Mit der Zeit wunderte ich mich nicht mehr darüber, dass die Menschen keine Gesichtsmasken tragen. Stattdessen fing ich an, meine Aufmerksamkeit auf andere stumme Zeugen zu richten: die Einschusslöcher in den Häusern. Die wenigen Menschen, die noch an diesen Orten leben, richten währenddessen ihre neugierigen Blicke auf mich und mein Team.  

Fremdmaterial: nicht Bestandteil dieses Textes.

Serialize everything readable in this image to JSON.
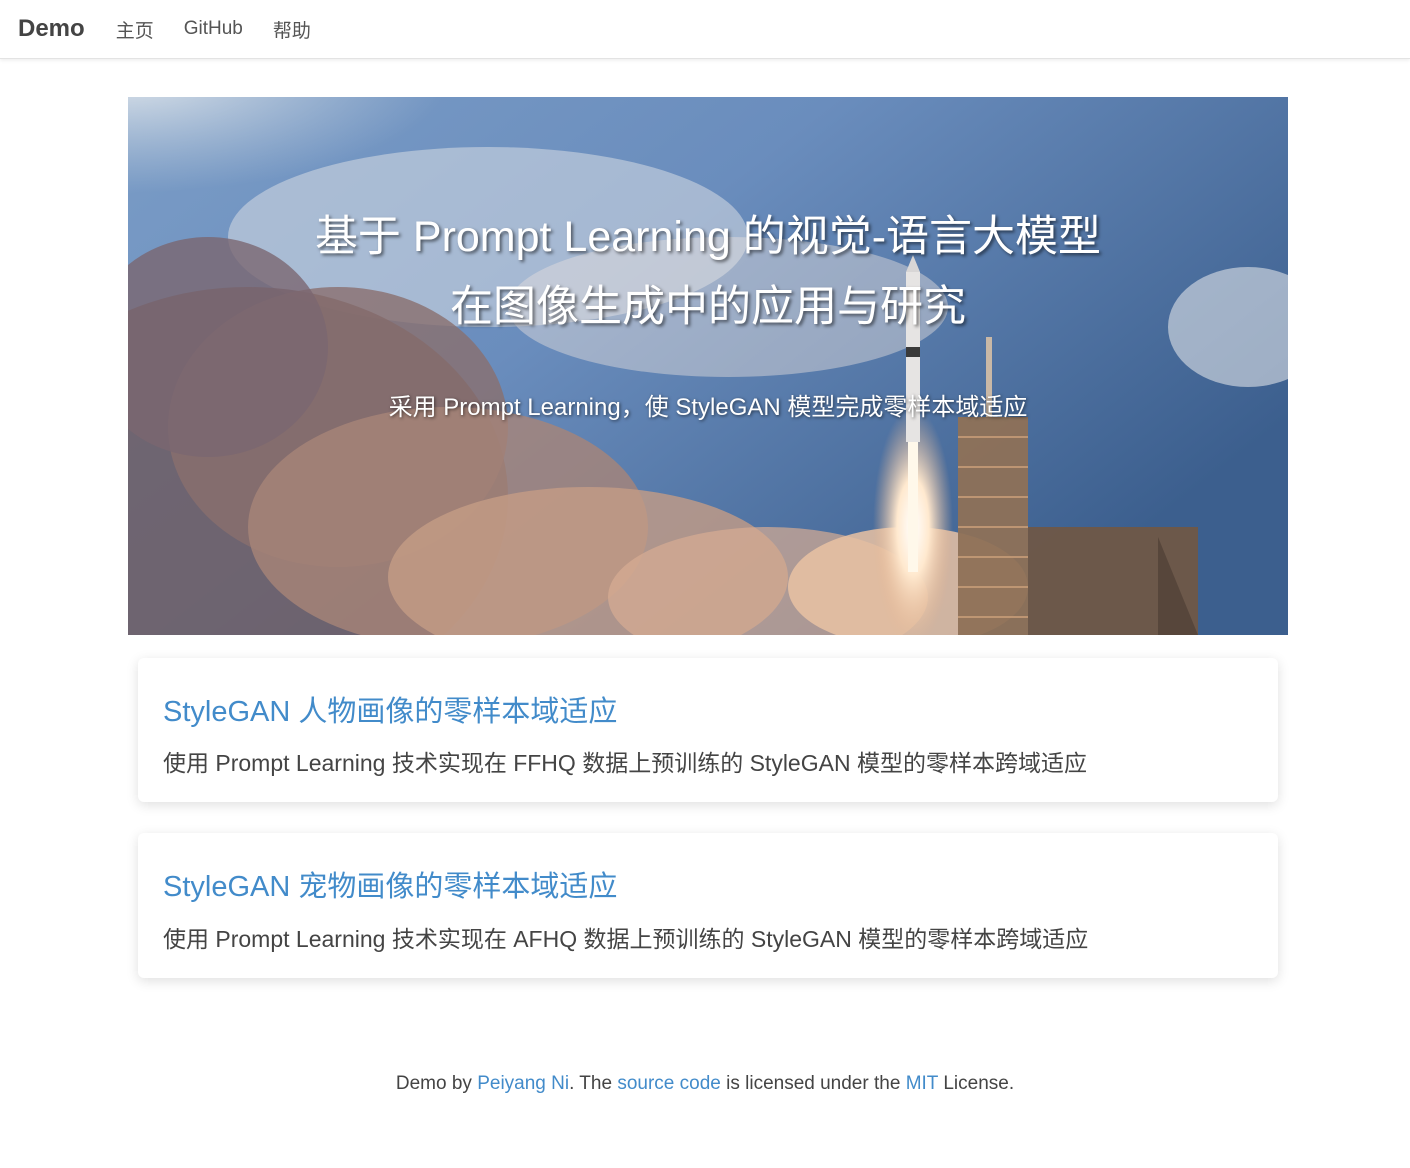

Als Krankenpflegerin bin ich die erste im Team, die mit den Patient*innen in Kontakt kommt und mit ihnen über ihre Beschwerden spricht. Einige von ihnen fangen an zu weinen, wenn sie mir erzählen, wie es ihnen geht – und ich höre zu. Ein paar Patient*innen sind mir besonders in Erinnerung geblieben.   

Gespräche im Wartezimmer

Der falsche Name

"Organisierte Kriminelle haben mein Haus niedergebrannt, weil mein Nachname dem Namen eines Anführers einer rivalisierenden Gruppe ähnlich ist."

Eine 14-jährige Patientin

"Ich musste meine Schwester von der Schule abholen, weil eine Schießerei bevorstand. Mit fünf weiteren Familienmitgliedern verbrachten wir dann 24 Stunden am einzigen Ort mit Betonwänden: in unserem Badezimmer."

Aus einer mobilen Klinik

"Ich brauche bitte eine neue Spritze, um Insulin zu injizieren. Ich nutze seit einem Monat dieselbe, da ich die Gemeinde nicht verlassen kann, um eine neue zu kaufen. Es ist zu gefährlich."

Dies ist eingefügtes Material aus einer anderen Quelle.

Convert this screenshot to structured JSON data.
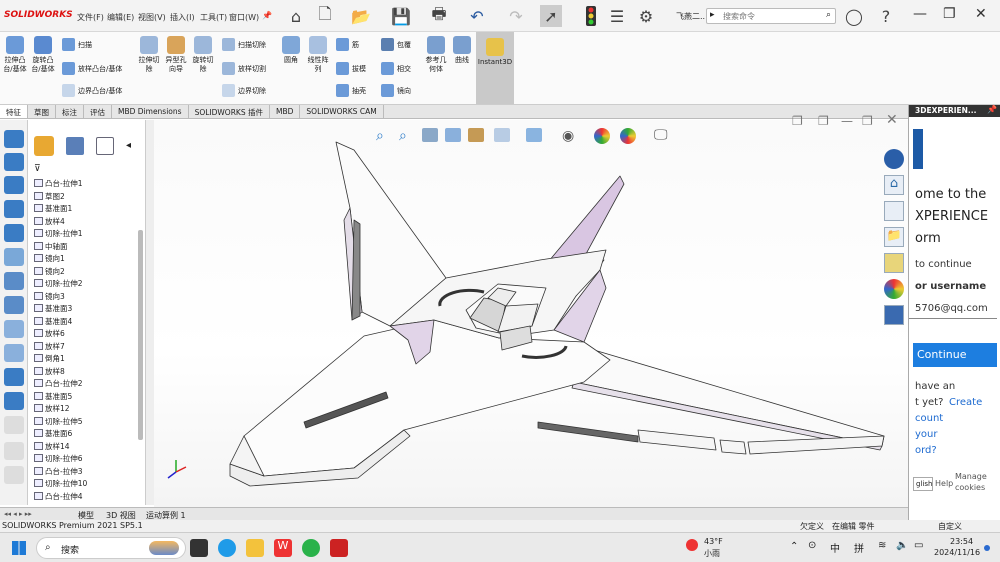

Die Geschichten der Patient*innen zeigen, unter welchen gewaltvollen Bedingungen die Menschen hier leben müssen und wie begrenzt die medizinischen Versorgungmöglichkeiten sind. Die Kämpfe zwischen den bewaffneten Gruppen haben bis heute nicht aufgehört und in einigen Gebieten hat sich die Situation sogar verschärft. Mein Team und ich sind dennoch weiterhin im Einsatz und leisten medizinische Grundversorgung mit unseren mobilen Kliniken.